Styles of Beer
The two major styles of beer are ales and lagers. The former is made with top-fermenting yeasts, is brewed at a higher temperature than lagers, and is usually served only slightly chilled. The latter is made with bottom-fermenting yeasts, brewed slower at colder temperatures, and is often served thoroughly chilled. For wine-lovers, ales are similar to red wine, strongly flavored and complex, while lagers are more similar to white wine - usually light and crisp.
|You must respect the bubbles.|
Common styles of ales include pale ale, amber ale, porter, stout, and wheat beer, among many others. Each has a highly distinct flavor profile. A particular favorite of beer snobs is the India Pale Ale, an accidental success that supposedly occurred when the English experimented with extra hops and higher alcohol content in an effort to preserve their beer on its trip to the colonies in India, resulting in a powerfully bitter, herby delight. It's rumored that the rest of the world was exposed to this concoction when a ship wrecked on its way to India (viral marketing stunt much?).
The Imperial (or Double) Pale Ales "Pliny the Younger" and "Pliny the Elder"" produced by Russian River Brewing Company are called two of the best beers ever made, and take second and third place respectively in the top 250 beers on Beer Advocate. If you're lucky enough to be in a city where it's occasionally available, be prepared to wait in line to drink. For something more accessible and available by the six-pack, I recommend Sierra Nevada's "Torpedo" for an herbal punch in the face. Turoni's "Blue-Eyed Moose" is also worth a try on tap.
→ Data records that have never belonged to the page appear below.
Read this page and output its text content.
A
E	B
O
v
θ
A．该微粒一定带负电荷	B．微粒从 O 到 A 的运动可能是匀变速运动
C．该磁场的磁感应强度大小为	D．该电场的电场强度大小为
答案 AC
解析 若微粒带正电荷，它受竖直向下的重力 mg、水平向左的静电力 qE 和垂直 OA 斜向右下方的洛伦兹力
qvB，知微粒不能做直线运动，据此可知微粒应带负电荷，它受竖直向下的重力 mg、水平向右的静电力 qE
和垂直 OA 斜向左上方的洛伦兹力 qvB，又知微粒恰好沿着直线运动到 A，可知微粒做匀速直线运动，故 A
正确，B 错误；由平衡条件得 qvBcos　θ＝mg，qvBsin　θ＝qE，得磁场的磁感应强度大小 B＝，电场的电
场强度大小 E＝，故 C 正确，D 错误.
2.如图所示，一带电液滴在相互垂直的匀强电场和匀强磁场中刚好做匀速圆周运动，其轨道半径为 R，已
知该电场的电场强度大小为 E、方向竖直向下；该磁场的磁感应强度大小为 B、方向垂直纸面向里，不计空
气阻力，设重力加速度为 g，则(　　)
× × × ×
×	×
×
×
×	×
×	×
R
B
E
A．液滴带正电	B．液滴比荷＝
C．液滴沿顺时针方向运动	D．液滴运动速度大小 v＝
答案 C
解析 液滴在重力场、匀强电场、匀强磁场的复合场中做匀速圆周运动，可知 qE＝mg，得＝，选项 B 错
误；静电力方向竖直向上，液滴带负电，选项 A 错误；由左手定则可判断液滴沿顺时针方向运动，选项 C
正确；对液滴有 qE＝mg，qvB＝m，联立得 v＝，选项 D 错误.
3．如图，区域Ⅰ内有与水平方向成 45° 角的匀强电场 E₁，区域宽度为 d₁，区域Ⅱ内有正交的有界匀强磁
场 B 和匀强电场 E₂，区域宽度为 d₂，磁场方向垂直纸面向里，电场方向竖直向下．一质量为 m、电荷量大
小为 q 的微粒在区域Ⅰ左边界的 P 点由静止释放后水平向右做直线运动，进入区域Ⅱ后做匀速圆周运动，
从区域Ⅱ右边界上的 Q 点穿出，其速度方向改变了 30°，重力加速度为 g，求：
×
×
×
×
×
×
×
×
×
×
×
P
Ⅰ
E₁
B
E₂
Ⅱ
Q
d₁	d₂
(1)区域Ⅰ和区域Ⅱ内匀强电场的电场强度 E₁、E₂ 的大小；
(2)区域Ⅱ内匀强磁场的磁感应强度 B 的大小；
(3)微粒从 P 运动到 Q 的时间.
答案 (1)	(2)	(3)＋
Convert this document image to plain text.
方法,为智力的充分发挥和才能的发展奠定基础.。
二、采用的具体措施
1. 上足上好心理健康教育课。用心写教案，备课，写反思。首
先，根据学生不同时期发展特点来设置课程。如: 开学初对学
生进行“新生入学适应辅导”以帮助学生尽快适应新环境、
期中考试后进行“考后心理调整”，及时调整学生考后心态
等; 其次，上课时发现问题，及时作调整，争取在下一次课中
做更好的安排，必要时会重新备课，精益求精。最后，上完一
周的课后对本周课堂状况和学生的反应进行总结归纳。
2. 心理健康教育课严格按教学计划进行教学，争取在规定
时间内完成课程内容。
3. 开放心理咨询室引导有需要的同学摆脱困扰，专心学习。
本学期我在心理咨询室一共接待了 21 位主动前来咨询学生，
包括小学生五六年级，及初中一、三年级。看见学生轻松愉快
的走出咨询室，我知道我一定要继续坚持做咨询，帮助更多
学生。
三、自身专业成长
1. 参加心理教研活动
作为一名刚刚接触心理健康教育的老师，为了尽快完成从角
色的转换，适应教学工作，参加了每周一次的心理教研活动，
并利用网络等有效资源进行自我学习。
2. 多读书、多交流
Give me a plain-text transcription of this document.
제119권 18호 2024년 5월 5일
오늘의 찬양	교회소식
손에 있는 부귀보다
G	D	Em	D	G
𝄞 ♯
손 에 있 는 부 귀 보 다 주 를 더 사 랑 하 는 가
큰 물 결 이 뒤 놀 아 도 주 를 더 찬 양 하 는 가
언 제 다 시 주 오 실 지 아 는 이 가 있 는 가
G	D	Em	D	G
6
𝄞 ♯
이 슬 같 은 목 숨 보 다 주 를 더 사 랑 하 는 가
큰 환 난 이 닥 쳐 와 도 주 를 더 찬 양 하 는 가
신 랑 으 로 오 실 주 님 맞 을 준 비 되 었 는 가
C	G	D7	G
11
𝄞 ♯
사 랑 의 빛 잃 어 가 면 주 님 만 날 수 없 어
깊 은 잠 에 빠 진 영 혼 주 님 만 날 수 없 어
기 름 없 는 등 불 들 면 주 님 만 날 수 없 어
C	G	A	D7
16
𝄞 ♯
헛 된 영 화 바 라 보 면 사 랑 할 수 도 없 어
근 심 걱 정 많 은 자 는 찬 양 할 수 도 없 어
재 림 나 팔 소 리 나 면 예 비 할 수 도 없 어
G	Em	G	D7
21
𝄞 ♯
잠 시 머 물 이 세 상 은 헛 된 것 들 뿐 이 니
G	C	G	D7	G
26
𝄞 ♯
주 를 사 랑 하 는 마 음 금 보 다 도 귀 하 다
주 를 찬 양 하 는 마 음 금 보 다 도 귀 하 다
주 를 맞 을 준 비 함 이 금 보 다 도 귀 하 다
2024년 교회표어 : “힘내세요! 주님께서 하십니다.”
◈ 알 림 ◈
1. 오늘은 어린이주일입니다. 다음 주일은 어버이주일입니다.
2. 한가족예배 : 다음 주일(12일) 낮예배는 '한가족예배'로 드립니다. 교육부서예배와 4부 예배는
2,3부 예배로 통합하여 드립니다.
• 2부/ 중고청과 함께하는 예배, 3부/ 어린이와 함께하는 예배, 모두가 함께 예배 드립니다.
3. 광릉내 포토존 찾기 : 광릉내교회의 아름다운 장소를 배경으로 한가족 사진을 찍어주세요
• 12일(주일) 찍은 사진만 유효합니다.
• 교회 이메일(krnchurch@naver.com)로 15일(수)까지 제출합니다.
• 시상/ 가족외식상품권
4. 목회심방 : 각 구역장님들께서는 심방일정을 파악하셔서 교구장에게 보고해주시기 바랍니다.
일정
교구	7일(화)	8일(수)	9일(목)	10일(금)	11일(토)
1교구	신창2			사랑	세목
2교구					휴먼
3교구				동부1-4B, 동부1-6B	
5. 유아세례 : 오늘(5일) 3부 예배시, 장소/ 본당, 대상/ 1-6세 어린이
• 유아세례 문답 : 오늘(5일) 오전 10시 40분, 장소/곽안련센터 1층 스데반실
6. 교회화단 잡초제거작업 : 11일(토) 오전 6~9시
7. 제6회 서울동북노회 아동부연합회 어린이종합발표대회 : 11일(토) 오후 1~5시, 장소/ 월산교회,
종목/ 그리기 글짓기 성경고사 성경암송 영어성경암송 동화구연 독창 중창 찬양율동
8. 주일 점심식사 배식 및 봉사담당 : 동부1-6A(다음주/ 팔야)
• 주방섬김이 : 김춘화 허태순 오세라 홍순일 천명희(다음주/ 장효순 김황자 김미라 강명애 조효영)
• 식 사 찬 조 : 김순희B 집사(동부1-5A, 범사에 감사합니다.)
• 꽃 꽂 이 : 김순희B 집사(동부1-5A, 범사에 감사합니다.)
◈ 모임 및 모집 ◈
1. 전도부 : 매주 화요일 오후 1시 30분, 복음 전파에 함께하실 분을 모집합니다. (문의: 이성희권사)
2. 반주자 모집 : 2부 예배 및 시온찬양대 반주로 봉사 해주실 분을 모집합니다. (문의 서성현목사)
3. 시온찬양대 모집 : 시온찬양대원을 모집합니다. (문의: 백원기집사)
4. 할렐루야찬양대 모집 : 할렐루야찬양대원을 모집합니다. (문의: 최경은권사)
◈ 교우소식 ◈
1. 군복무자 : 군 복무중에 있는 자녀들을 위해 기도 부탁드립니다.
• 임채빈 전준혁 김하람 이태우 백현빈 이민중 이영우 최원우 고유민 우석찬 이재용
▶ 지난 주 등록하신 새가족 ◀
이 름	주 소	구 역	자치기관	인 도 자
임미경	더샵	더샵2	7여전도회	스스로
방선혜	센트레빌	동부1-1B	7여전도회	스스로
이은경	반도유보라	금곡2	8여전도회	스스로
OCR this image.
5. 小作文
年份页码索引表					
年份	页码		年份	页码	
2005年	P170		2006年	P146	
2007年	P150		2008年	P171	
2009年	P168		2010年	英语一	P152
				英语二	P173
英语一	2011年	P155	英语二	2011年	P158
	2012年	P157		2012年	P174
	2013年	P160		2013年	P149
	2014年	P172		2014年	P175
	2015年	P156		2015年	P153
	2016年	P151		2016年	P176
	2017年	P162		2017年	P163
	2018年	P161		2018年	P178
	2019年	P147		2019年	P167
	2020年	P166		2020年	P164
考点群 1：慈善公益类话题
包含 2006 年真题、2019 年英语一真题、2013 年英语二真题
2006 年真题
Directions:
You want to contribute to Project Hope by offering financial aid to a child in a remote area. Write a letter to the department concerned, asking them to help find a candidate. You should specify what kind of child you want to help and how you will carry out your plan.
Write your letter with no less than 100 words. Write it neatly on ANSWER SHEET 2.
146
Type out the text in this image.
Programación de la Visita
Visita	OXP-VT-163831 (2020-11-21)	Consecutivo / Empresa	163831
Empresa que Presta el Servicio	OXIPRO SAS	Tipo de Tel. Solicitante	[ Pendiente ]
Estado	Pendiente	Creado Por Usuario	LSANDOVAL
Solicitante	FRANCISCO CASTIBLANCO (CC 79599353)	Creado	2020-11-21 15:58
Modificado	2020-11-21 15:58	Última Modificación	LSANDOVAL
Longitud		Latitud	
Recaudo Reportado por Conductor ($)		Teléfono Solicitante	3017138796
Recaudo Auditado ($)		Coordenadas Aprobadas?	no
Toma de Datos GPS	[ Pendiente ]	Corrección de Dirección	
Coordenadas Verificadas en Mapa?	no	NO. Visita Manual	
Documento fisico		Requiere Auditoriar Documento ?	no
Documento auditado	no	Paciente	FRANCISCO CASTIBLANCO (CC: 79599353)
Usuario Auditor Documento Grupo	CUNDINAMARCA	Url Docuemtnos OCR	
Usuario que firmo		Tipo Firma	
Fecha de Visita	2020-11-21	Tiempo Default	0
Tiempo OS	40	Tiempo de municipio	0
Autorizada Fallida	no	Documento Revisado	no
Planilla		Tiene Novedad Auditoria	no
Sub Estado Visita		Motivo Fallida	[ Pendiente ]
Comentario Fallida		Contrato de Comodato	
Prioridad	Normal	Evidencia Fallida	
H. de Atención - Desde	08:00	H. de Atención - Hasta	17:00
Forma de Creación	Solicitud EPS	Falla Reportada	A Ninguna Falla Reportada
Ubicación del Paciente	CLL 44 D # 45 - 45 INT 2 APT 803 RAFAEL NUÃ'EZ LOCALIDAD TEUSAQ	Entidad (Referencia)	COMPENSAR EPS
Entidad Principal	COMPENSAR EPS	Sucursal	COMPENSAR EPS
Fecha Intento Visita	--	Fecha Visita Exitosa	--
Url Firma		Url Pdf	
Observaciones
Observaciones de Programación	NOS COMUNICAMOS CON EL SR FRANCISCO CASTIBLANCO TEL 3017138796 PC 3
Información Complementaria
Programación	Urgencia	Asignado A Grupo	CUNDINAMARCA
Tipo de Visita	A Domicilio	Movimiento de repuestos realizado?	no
If strong hop flavors aren't your thing, Hefeweizen (German wheat ale) is a particular favorite of mine for day-to-day drinking, especially in the summer. It basically tastes like a delicious, citrusy glass of liquified bread, and is much better than it sounds. Turoni's seasonally-available Hefeweizen is beyond delicions, and even though it doesn't make the top of the list on Beer Advocate, I'd recommend Schlafly's version to anyone. Red or brown ales are also great choices for casual drinking (try "Rivet" at Tin Man).
Also of note are Trappist Ales, originally brewed by monks and incredibly balanced and delicious, and dark, smoky-flavored stouts.
If you lost your beer virginity at a frat party, you probably lost it to an abomination known as the modern American pilsner (Busch, Natty Ice, etc.) or as Beer Advocate describes it, the American Adjunct Lager. If you're lucky, you were at least given a Genessee or Corona, but that is tragically unlikely.
Nearly everyone hates his/her first swallow of beer, and it's no wonder when this is what we have to work with. But in recent decades, America has had the pleasure of discovering varieties of lager such as bocks, Maerzens/Oktoberfests, Dortmunders, and authentic pilsners and recreating them within microbreweries. What a wonderful time to be alive!
If you've ever had Samuel Adams' "Winter Lager," you've already had a very tasty, crispy bock, with subtle notes of spice and citrus (you can pretty much count on Sam Adams to guide you through every variety of beer successfully). Another dark, readily available lager is Heineken's "Dark Lager," a huge improvement over the original Heineken. "Dead Guy Ale" is a fantastic variety of Helles Bock, as is Turoni's version available in the spring.
So, now that you know better, you have no excuse to crack open another Bud Light and feel that you have made the right choice when there are so many inexpensive and delicious varieties of beer available in stores. All you have to do is research and experiment to find the variety that suits you in a world of seemingly limitless flavor possibility.
What's your favorite brew, and where is it available?